What do you call a person who lives in Anchorage, and Anchorite? I don’t think so. Apropos of nothing at all! It just popped into my head.
Leaving Kenai, we drove up the the highway to the Seward and turned off onto Portage Glacier Road where we pulled into the free spot we had found the week before. It was populated with mostly day users and by nightfall there were only a couple of tenters and a van. WE drove into Girdwood and fulfilled our promise to ourselves and dined at Double Musky. This is a highly regarded apres ski place and a dining venue that people from Anchorage (see the opening sentence) take an hour drive to for dinner on special occasions. The meal lived up to the reviews and later that night we returned to the coach sated and content. During dinner a staff member announced that if we wanted to look out in the parking lot there was a bear passing through. We chose to stay seated and enjoy the meal.
Wednesday we drove back onto the Kenai Peninsula and took the Hope cutoff for a 16 mile drive to this small, historic near ghost town. It is another remnant of gold fever and yet 151 people live there, some still prospecting in the area. It is not a place you will read much about as the gold fever was very short lived and it was not a huge draw. The Klondike boom dragged most of the prospectors away. Hope is actually very close to Anchorage by air or boat, right across Turnagain Arm, but the road trip is a couple of hours. Sort of like the distance between Rochester and Toronto. Once the railroad was built Hope no longer served as an entry to the Kenai and it dwindled.

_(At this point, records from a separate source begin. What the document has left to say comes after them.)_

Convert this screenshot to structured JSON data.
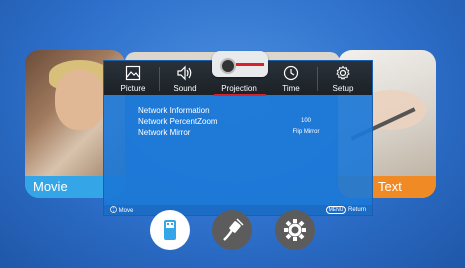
{
  "cards": {
    "left_label": "Movie",
    "right_label": "Text"
  },
  "tabs": [
    {
      "label": "Picture",
      "icon": "picture-icon"
    },
    {
      "label": "Sound",
      "icon": "sound-icon"
    },
    {
      "label": "Projection",
      "icon": "projector-icon",
      "selected": true
    },
    {
      "label": "Time",
      "icon": "clock-icon"
    },
    {
      "label": "Setup",
      "icon": "gear-icon"
    }
  ],
  "settings": [
    {
      "label": "Network Information",
      "value": ""
    },
    {
      "label": "Network PercentZoom",
      "value": "100"
    },
    {
      "label": "Network Mirror",
      "value": "Flip Mirror"
    }
  ],
  "footer": {
    "move": "Move",
    "menu_badge": "MENU",
    "return": "Return"
  },
  "dock": [
    "usb-icon",
    "cable-icon",
    "settings-gear-icon"
  ],
  "colors": {
    "background": "#2d6fca",
    "menu_panel": "#1c78d7",
    "tab_bar": "#22292f",
    "selected_underline": "#d8222a",
    "movie_caption": "#34a6e8",
    "text_caption": "#f08a24"
  }
}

Back to the coach for dinner. We prepared for departure in the morning and midmorning we left the Kenai area for the last time, this trip. As we drove to Anchorage we stopped along the Seward Highway at Windy Corner to view the Dall Sheep on the cliffs above us. And we made a stop at Bird Point to look for Beluga Whales and birds. Birds yes (green violet swallow), whales no. Our last stop along the way was Potter Marsh just outside of, or maybe just inside of Anchorage. there are two long boardwalks and we saw birds and salmon in the stream waiting for the the next rising tide to help them up the next step.

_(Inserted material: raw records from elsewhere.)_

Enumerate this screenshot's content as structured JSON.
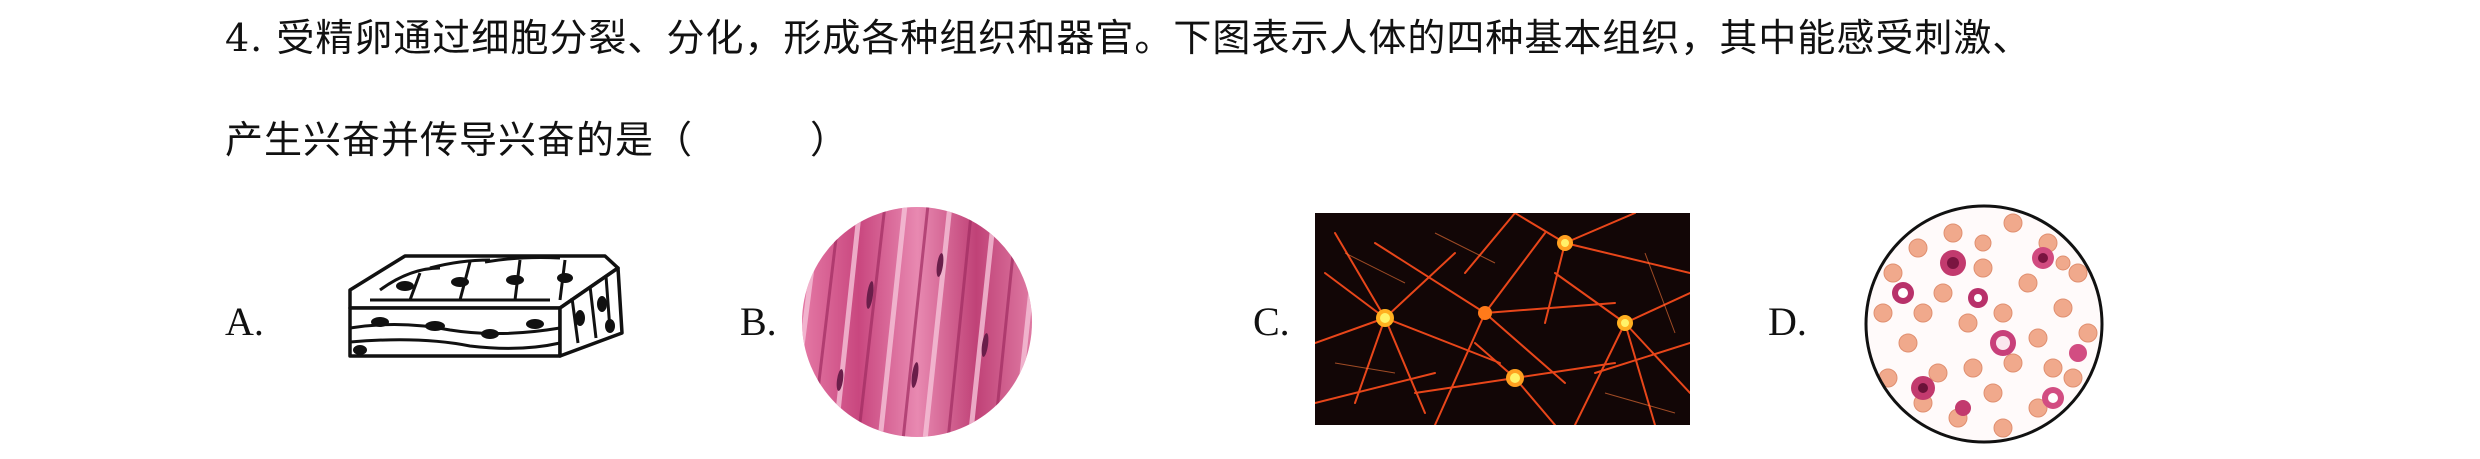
{
  "question": {
    "line1": "4. 受精卵通过细胞分裂、分化，形成各种组织和器官。下图表示人体的四种基本组织，其中能感受刺激、",
    "line2": "产生兴奋并传导兴奋的是（　　　）"
  },
  "options": [
    {
      "label": "A.",
      "figure": "epithelial-tissue-drawing"
    },
    {
      "label": "B.",
      "figure": "muscle-tissue-micrograph"
    },
    {
      "label": "C.",
      "figure": "nerve-tissue-micrograph"
    },
    {
      "label": "D.",
      "figure": "blood-smear-micrograph"
    }
  ],
  "colors": {
    "muscle_pink": "#d9578e",
    "neuron_orange": "#ff5a1a",
    "neuron_bg": "#120606",
    "rbc": "#f0a98c"
  }
}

We continued on through Anchorage to Eagle River and the Eagle River Campground. It is glorious here, but our gaining a campsite was pure luck. After our first circle looking for a suitable site it appeared we were out of luck. I stopped just past site 1 and flagged down the campground host to ask his suggestions. He told me the people on site 1 were just preparing to leave. This seemed strange to me at 3 in the afternoon, but I did not question the luck and prepared to take possession. After we separated the car from the coach, I decided to back clear. Today our insurance replaced the back window on the car. Later, as I was buying firewood from the host’s wife, I learned why they had left. They had seen a bear in the campground and that was too much for them. My question, where can you go camping in Alaska without the chance of seeing a bear close up? Only someplace where there are no campers stupid enough to put food in their tents and there are no moose with calves. In other words, no place.